Cost-Reduction Measures and New Land-Lease Models
To attract investors, the Pakistan Industrial Development Corporation (PIDC) has proposed a new annual preferential land lease model at $10,000 per acre per year for up to 50 years. This initiative aims to reduce upfront costs and provide longer-term certainty for developers, increasing the appeal of SEZs in a crowded global investment space.
Coordinated Efforts Across Agencies
The BoI has been working with a cross-ministerial coalition, including the Special Investment Facilitation Council (SIFC), the Ministry of Industries and Production, SEZA Sindh, and PIDC, to formulate new qualification criteria for SEZs. These collaborations seek to streamline approvals, attract investment, and ensure that SEZs operate under clear, investor-friendly rules while aligning with IMF constraints.

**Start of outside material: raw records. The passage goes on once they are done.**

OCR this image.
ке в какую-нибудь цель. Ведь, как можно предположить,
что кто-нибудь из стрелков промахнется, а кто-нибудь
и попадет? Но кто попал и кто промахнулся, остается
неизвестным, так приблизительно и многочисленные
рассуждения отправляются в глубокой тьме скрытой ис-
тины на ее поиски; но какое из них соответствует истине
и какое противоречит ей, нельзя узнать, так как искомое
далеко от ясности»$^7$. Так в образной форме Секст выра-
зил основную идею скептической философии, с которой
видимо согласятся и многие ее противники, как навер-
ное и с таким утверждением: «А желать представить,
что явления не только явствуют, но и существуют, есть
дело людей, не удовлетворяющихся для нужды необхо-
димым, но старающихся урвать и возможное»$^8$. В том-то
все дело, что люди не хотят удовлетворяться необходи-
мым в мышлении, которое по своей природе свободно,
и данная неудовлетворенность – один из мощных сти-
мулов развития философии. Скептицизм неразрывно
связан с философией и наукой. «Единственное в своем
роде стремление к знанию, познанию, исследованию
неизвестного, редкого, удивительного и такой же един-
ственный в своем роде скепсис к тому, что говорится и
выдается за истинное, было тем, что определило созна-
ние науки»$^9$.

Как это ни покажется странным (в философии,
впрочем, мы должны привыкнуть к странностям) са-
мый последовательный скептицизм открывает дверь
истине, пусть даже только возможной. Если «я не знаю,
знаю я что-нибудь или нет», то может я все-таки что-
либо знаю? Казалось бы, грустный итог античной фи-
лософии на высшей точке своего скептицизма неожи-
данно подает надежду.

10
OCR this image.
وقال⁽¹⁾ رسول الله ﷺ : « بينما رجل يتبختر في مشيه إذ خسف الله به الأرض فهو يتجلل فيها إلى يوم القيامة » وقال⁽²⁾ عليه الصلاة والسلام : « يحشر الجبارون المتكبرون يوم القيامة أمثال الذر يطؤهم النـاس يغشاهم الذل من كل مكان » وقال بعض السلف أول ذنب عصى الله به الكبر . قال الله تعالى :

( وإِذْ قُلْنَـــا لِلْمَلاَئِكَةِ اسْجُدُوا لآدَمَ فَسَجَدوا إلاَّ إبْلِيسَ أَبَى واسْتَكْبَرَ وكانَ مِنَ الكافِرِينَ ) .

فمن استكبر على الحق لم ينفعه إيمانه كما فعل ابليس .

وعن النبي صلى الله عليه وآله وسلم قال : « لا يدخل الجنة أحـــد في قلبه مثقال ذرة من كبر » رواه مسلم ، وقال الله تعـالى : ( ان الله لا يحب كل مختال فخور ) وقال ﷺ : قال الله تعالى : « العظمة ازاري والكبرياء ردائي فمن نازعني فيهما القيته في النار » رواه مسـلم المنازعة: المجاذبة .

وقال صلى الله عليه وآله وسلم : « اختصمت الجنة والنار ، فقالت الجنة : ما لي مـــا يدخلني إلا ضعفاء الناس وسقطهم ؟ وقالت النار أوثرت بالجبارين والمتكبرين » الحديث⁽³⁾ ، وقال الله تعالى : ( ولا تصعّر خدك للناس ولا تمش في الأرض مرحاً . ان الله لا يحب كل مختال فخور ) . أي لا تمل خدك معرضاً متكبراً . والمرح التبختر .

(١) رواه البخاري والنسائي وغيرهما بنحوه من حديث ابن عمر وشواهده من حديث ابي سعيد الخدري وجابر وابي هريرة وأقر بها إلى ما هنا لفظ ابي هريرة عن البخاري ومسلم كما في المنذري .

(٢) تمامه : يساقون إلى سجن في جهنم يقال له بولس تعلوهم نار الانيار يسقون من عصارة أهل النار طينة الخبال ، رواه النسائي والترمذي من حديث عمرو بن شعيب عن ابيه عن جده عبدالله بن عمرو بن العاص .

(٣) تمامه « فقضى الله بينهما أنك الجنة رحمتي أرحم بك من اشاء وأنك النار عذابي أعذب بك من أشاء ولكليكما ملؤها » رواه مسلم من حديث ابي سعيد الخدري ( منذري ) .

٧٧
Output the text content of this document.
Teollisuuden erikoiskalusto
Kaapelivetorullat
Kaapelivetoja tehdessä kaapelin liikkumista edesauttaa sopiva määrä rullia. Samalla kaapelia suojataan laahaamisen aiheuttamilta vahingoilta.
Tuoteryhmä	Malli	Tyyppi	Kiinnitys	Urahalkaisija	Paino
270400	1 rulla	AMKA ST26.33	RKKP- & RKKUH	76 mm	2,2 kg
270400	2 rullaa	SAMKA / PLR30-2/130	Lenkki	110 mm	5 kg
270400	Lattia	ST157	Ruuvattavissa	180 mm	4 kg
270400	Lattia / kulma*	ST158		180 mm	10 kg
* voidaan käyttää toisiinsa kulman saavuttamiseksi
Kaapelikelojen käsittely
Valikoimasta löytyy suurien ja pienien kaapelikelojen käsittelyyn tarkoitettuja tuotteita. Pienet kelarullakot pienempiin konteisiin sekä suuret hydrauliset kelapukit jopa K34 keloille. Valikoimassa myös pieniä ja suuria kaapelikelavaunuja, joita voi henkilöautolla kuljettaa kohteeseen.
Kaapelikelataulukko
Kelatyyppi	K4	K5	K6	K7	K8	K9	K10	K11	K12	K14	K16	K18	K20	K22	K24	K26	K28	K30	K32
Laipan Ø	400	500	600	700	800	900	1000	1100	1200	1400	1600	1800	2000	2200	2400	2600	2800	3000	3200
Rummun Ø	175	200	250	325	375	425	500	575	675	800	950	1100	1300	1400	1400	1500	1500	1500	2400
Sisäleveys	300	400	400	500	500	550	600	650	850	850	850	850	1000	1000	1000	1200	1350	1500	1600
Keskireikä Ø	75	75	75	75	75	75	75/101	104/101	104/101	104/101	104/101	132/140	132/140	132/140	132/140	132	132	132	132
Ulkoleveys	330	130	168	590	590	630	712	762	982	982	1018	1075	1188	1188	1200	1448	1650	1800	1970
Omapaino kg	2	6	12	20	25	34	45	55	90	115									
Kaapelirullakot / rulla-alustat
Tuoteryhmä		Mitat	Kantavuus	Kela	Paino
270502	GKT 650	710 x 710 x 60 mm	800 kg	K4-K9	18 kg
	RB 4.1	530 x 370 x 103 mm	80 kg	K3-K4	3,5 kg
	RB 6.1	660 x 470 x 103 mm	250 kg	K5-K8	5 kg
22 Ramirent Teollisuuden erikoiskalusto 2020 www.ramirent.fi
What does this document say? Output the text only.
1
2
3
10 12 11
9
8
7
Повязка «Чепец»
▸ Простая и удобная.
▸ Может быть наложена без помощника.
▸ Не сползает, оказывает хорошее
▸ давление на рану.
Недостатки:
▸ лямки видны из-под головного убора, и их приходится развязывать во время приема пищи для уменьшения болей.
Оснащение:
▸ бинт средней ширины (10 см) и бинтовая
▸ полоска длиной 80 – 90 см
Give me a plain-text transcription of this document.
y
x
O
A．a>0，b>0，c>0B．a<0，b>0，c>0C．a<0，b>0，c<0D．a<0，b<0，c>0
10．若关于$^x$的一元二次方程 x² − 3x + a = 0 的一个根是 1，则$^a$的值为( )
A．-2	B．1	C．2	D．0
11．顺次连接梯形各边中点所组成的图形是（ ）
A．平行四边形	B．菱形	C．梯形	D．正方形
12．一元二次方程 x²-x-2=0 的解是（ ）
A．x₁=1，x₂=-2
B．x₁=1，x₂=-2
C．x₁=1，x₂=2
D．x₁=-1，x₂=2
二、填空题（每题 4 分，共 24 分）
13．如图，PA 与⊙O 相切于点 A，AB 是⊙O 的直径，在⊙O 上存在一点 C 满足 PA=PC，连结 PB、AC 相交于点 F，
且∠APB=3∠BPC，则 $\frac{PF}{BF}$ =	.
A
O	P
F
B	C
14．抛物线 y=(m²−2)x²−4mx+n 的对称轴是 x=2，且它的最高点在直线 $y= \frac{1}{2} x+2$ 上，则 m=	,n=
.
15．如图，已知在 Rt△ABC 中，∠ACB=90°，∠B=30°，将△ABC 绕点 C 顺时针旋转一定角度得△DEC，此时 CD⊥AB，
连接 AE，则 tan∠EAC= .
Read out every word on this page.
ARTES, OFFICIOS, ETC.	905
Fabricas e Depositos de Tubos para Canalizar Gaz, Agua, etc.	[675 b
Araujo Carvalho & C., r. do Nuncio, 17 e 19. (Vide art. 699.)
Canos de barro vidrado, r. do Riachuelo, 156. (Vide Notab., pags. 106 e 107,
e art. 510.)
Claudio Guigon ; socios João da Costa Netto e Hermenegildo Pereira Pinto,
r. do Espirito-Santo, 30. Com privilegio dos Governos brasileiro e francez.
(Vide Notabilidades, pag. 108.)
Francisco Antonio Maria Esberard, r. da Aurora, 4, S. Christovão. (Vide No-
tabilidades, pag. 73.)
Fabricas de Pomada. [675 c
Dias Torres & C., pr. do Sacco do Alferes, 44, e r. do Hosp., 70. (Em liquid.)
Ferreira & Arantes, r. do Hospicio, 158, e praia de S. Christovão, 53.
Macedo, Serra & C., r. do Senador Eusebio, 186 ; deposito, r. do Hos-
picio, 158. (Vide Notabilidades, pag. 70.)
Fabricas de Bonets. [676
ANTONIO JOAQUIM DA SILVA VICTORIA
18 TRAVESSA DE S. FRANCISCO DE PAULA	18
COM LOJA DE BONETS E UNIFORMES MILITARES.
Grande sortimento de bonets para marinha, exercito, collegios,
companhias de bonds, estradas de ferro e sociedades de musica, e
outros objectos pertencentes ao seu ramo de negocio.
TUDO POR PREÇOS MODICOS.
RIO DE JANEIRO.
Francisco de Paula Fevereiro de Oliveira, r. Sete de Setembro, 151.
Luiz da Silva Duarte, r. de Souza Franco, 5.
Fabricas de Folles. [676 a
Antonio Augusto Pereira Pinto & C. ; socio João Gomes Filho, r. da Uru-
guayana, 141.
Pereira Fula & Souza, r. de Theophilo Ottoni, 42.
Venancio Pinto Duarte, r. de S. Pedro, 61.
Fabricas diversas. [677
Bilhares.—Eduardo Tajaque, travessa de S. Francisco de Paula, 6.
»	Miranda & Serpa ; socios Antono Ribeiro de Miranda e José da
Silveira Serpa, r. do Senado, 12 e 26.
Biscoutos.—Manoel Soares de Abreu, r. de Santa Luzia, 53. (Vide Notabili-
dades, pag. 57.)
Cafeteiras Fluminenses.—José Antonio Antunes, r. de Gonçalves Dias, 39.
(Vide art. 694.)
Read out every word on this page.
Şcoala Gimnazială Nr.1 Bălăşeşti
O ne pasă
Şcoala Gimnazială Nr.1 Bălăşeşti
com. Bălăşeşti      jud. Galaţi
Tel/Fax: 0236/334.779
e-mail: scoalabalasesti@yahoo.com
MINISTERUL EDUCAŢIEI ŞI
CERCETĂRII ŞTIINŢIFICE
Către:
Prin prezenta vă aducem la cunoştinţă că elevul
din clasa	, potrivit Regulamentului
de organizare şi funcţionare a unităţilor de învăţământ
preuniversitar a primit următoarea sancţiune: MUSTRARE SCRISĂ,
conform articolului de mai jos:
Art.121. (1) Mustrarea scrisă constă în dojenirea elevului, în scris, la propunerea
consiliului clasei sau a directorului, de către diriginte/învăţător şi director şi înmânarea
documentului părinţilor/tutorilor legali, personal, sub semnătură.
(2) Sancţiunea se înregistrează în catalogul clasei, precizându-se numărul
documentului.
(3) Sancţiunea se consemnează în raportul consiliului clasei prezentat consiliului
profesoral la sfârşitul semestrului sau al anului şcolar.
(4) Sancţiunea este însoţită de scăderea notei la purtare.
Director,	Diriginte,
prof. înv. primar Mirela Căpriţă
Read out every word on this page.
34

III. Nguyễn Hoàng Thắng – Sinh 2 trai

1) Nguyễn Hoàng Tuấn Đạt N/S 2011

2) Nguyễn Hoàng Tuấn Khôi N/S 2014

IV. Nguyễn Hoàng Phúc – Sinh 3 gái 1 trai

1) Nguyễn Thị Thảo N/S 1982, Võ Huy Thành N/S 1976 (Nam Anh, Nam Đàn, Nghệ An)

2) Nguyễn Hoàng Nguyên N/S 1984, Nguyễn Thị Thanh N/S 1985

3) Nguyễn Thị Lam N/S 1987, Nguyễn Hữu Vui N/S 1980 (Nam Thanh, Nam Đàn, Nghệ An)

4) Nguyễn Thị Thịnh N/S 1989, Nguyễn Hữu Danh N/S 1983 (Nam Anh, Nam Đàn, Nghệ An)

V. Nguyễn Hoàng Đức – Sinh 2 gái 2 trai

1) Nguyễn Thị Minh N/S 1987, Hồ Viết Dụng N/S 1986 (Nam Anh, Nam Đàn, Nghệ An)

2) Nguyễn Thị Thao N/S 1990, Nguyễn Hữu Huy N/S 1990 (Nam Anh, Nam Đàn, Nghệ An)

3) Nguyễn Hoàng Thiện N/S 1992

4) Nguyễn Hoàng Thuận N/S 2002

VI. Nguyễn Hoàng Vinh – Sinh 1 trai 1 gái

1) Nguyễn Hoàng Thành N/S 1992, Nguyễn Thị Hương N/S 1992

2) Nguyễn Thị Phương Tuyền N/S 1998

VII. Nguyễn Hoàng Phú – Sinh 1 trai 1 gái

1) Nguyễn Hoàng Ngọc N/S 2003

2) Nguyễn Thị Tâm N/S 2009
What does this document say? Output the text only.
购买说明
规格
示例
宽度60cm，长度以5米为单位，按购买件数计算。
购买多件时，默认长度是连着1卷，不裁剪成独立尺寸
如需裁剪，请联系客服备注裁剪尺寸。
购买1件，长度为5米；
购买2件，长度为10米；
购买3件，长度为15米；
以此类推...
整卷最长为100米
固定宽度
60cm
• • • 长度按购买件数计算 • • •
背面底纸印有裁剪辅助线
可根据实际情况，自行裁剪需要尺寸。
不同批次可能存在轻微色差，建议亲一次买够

What This Means for Pakistan’s Economic Trajectory
Pakistan’s deliberate push to implement pre-approved SEZs and to move forward with zones tied to international commitments signals a pragmatic strategy to attract investment within the IMF’s narrow window. By prioritizing zones with legal protections and targeted cost reductions, the country aims to stimulate industrial development, create employment opportunities, and diversify export earnings. As these SEZs come online, they are expected to reinforce Pakistan’s broader growth agenda while maintaining compliance with international financial arrangements.
Conclusion
With IMF restrictions shaping the pace and scope of SEZ expansion, Pakistan’s approach combines adherence to the EFF with proactive development of both public and private sector zones. The inclusion of the Iran-linked Gabd-Rimdan Border SEZ and the expansion of domestic zones like Mohmand, Karachi Industrial Park, and the Islamabad Federal SEZ underscore a strategic balance between international collaboration and sustainable industrial growth.